Capítulo 18 - Beth
— Suponho que você tenha se divertido — Nana insinuou.
Era domingo de manhã e Beth havia acabado de sentar-se
à mesa da cozinha. Ben ainda dormia no andar de cima.
— Nós nos divertimos — bocejou.
— E?
— E... nada.
— Você chegou bem tarde para quem não fez nada.
— Não era tão tarde. Está vendo? Acordei bem cedo —
enfiou a cabeça na geladeira, depois fechou a porta sem pegar nada. — Isso
seria impossível se ti-vesse chegado tarde. E por que você está tão curiosa?
— Só quero saber se ainda terei meu empregado na
segunda-feira — Nana serviu uma xícara de café e sentou-se.
— Não vejo por que não teria.
— Então, foi tudo bem?
Dessa vez, Beth deixou a pergunta no ar por um momento
ao lembrar-se da noite. Mexendo seu café, sentiu-se feliz como não se sentia há
muito tempo.
— Sim. Foi tudo bem.
Nos dias que se seguiram, Beth passou o máximo de
tempo possível com Logan, sem deixar parecer óbvio demais para Ben. Não tinha
certeza do porquê aquilo parecia importante. Dava a impressão de ser o tipo de
conselho que um orientador familiar daria quando há uma criança envolvida em um
relacionamento afetivo. Mas, no fundo, sabia que essa não era a verdadeira
razão. Havia algo de excitante em fingir que nada havia mudado entre eles; dava
uma sensação ilícita ao relacionamento, quase como um romance proibido.

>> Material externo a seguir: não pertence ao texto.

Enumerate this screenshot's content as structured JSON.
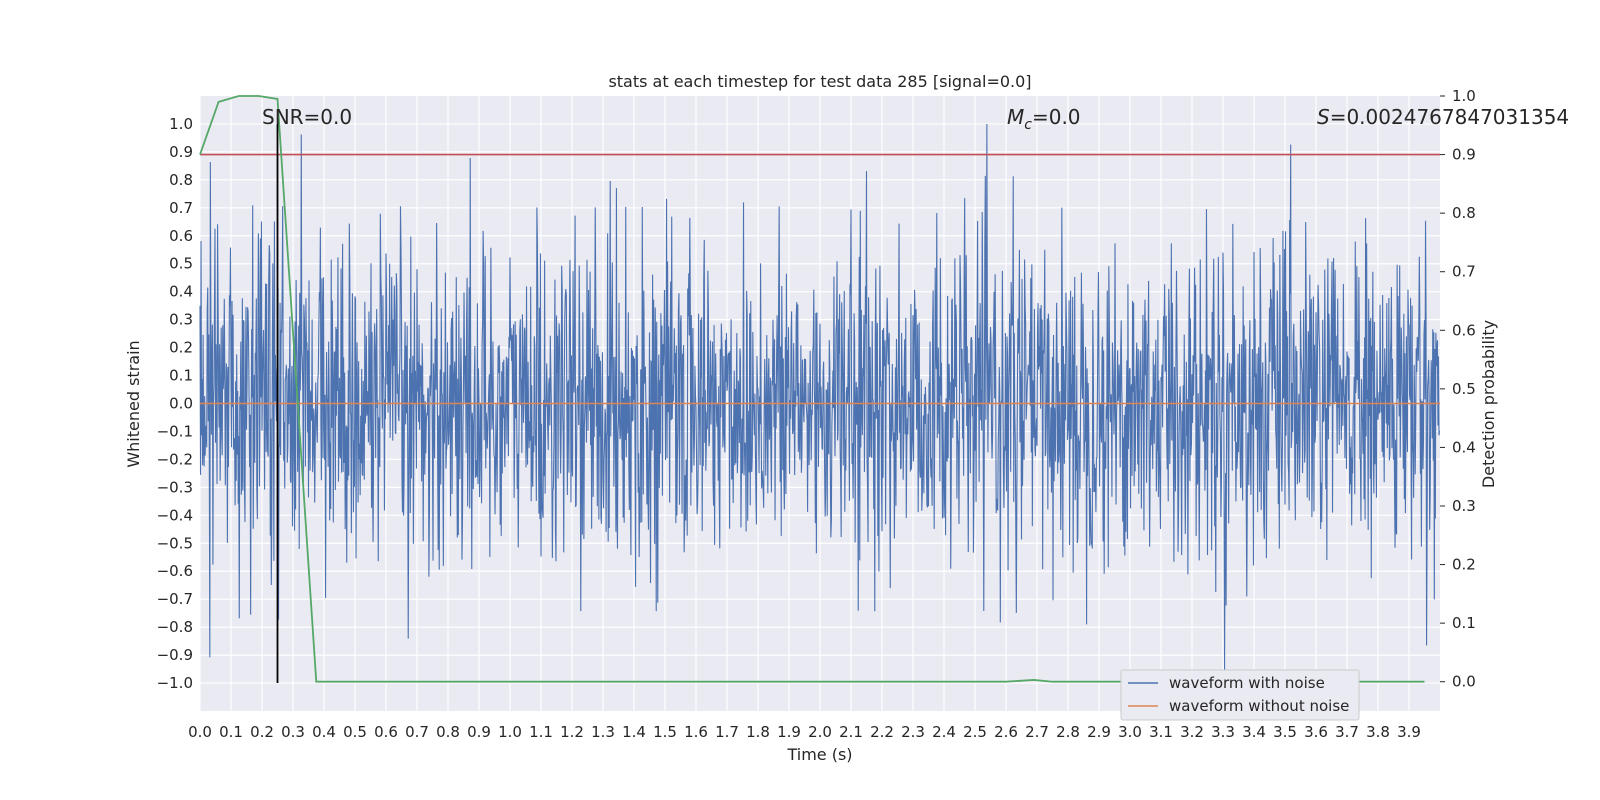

Nana não se deixava enganar, claro. De vez em quando,
enquanto Beth e Logan estavam empenhados em manter seu elaborado disfarce, Nana
resmungava coisas sem sentido do
tipo "camelos no Saara" ou "é como cabelo e sapatinhos".
Depois, junto com Logan, Beth tentava entender seus resmungos. O primeiro dava
a entender que haviam sido feitos um para o outro; o segundo levou um pouco
mais para ser decifrado, até que Logan deu de ombros e sugeriu:
— Talvez tenha algo a ver com Rapunzel e Cinderela?
Contos de fada. E dos bons, com finais felizes. Nana
estava sendo afetiva sem se deixar revelar como sentimental.
Aqueles momentos roubados quando estavam sozinhos
tinham quase a intensidade de um sonho. Beth ficava super atenta a qualquer
movimento e gesto, atormentada pela maneira tranquila como ele pegava na sua
mão quando caminhavam atrás de Ben durante a noite, soltando assim que Ben
voltasse ao campo de visão novamente. Logan tinha um sexto sentido sobre a
distância tomada por Ben — uma habilidade desenvolvida, acreditava, nas forças
armadas — e sentia-se agradecida por sua decisão de agir discretamente não ter
importado nem um pouco a ele.
Para seu alívio, Logan continuou a tratar Ben
exatamente como antes. Na segunda-feira, apareceu com um jogo de arco e flecha
comprado na loja de esportes. Ele e Ben passaram uma hora atirando, grande
parte dessa hora foi usada principalmente para buscar os arcos perdidos que acabaram
caindo em arbustos cheios de espinhos ou ficaram presos em galhos de árvores,
deixando os dois com arranhões até os cotovelos.
Depois do jantar, acabaram jogando xadrez na sala de
estar enquanto ela e Nana limpavam a cozinha. Enquanto secava os pratos,
concluiu que, se não tivesse outra razão, poderia amar Logan para sempre,
simplesmente pela maneira como ele tratava o filho dela.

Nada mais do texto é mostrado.